2025 Scotiabank Annual Report | 137


Table of Contents

Basel III Glossary

 

Credit Risk Parameters

Exposure at Default (EAD): Generally represents the expected gross exposure – outstanding amount for on-balance sheet exposure and loan equivalent amount for off-balance sheet exposure at default.

Probability of Default (PD): Measures the likelihood that a borrower will default within a one-year time horizon, expressed as a percentage.

Loss Given Default (LGD): Measures the severity of loss on a facility in the event of a borrower’s default, expressed as a percentage of exposure at default.

Exposure Types

Non-retail

Corporate: Defined as a debt obligation of a corporation, partnership, or proprietorship.

Bank: Defined as a debt obligation of a bank or bank equivalent.

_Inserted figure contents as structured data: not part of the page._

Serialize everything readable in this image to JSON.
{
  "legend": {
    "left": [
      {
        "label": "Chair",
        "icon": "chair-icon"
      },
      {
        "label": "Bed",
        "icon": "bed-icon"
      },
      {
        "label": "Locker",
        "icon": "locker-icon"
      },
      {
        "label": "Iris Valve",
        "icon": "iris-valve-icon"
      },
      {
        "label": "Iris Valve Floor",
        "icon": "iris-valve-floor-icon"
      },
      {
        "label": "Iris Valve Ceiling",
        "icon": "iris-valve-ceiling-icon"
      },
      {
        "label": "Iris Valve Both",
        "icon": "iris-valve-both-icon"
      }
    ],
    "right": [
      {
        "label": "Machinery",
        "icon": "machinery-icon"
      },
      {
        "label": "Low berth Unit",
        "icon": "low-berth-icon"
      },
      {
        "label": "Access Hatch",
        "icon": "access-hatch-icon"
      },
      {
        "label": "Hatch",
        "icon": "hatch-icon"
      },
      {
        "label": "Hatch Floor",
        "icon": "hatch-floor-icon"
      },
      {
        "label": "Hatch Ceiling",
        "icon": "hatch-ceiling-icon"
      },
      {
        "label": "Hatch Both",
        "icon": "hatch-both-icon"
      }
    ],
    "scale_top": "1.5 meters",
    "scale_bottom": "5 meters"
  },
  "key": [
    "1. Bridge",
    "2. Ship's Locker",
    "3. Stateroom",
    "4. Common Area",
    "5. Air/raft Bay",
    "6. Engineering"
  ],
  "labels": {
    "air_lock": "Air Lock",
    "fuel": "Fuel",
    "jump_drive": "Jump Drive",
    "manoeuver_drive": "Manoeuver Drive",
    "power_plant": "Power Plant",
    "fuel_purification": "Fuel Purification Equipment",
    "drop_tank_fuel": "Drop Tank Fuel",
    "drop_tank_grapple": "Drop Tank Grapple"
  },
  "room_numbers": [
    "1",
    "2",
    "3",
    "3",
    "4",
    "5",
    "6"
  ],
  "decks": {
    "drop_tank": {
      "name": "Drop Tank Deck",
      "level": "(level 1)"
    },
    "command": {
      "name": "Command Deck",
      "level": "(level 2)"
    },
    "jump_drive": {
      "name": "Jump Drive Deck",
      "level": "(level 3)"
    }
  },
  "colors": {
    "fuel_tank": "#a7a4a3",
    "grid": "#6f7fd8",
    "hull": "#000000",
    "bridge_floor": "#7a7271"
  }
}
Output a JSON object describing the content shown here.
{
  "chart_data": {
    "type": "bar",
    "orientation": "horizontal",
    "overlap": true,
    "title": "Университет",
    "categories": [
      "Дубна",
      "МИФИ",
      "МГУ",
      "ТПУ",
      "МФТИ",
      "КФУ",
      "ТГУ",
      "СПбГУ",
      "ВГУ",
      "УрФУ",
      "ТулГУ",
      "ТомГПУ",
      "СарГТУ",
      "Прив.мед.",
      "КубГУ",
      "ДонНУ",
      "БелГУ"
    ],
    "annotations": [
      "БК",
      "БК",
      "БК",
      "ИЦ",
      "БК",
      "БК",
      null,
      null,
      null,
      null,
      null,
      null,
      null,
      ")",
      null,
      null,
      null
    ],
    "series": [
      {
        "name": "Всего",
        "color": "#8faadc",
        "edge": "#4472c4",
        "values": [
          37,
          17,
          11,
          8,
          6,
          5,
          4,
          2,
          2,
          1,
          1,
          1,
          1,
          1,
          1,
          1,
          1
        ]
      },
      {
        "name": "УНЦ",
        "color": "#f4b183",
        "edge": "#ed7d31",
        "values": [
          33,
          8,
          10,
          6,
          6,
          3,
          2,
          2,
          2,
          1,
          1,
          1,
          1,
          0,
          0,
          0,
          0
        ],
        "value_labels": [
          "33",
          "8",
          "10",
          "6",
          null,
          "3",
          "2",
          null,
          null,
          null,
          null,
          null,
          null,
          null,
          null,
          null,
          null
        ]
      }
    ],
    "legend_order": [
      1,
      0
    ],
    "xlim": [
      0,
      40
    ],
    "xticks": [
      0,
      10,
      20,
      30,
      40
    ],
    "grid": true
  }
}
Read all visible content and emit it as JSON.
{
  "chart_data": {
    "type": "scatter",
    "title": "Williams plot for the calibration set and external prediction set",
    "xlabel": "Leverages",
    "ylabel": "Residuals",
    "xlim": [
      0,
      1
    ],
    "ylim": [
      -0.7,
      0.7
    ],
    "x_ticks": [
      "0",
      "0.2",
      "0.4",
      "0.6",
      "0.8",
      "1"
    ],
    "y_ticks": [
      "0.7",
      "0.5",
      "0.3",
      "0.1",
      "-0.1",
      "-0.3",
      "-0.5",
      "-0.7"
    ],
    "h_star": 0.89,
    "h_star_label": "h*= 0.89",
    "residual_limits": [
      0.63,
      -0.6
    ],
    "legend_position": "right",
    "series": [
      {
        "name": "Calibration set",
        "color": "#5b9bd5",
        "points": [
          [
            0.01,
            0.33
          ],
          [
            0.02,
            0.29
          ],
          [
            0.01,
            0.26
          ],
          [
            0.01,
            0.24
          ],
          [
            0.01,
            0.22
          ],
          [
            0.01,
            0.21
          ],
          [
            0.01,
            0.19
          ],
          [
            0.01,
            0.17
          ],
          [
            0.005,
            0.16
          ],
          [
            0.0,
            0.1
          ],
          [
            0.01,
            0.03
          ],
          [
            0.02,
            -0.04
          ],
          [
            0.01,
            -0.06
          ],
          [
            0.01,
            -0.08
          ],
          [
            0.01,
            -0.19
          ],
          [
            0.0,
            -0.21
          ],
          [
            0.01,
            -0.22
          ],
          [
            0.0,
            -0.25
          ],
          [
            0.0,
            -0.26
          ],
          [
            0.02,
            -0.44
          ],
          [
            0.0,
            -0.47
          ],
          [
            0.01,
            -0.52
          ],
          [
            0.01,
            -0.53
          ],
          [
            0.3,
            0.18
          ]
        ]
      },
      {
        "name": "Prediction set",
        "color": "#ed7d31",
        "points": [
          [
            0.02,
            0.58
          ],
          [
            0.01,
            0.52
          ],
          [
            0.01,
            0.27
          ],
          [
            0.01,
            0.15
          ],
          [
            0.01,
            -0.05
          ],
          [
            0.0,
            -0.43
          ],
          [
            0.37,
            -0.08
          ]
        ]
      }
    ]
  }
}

Sovereign: Defined as a debt obligation of a sovereign, central bank, multi development banks and public sector entities (PSEs) as defined in the OSFI Guideline – Capital Adequacy Requirements (November 2023).

Securitization: On-balance sheet investments in asset-backed securities, mortgage-backed securities, collateralized loan obligations and collateralized debt obligations, off-balance sheet liquidity lines to the Bank’s own sponsored and third-party conduits and credit enhancements.

Retail

Residential Mortgage: Loans to individuals against residential property (four units or less).

Secured Lines of Credit: Revolving personal lines of credit secured by residential real estate.

Qualifying Revolving Retail Exposures: Credit cards and unsecured lines of credit for individuals.

Other Retail: All other personal loans.

Exposure Sub-types

Drawn: Outstanding amounts for loans, leases, acceptances, deposits with banks and FVOCI debt securities.

Undrawn: Unutilized portion of authorized committed credit lines.

Other Exposures

Repo-Style Transactions: Reverse repurchase agreements (reverse repos) and repurchase agreements (repos), securities lending and borrowing.

OTC Derivatives: Over-the-counter derivatives contracts refers to financial instruments which are traded through a dealer network rather than through an exchange.

Other Off-balance Sheet: Direct credit substitutes, such as standby letters of credit and guarantees, trade letters of credit, and performance letters of credit and guarantees.

Exchange-Traded Derivative Contracts: Exchange-traded derivative contracts are derivative contracts (e.g. futures contracts and options) that are transacted on an organized futures exchange. These include futures contracts (both long and short positions), purchased options and written options.

Qualifying Central Counterparty (QCCP): A licensed central counterparty is considered “qualifying” when it is compliant with the International Organization of Securities Commissions (IOSCO) standards and is able to assist clearing member banks in properly capitalizing for CCP exposures.

Asset Value Correlation Multiplier (AVC): Basel III has higher risk-weights on exposures to certain Financial Institutions (FIs) relative to the non-financial corporate sector by introducing an AVC. The correlation factor in the risk-weight formula is multiplied by this AVC factor of 1.25 for all exposures to regulated FIs whose total assets are greater than or equal to U.S. $150 billion and all exposures to unregulated FIs.

Specific Wrong-Way Risk (WWR): Specific Wrong-Way Risk arises when the exposure to a particular counterparty is positively correlated with the probability of default of the counterparty due to the nature of the transactions with the counterparty.

Basel III Regulatory Capital Floor: Since the introduction of Basel II in 2008, OSFI has prescribed a minimum regulatory capital floor for institutions that use the advanced internal ratings-based approach for credit risk. Effective Q2 2023, the capital floor add-on is determined under the Basel III Framework by comparing RWA generated for internally modelled standardized portfolios to RWA calculated under a fully standardized approach at the required capital floor calibration. A shortfall to the capital floor RWA requirement is added to the Bank’s RWA.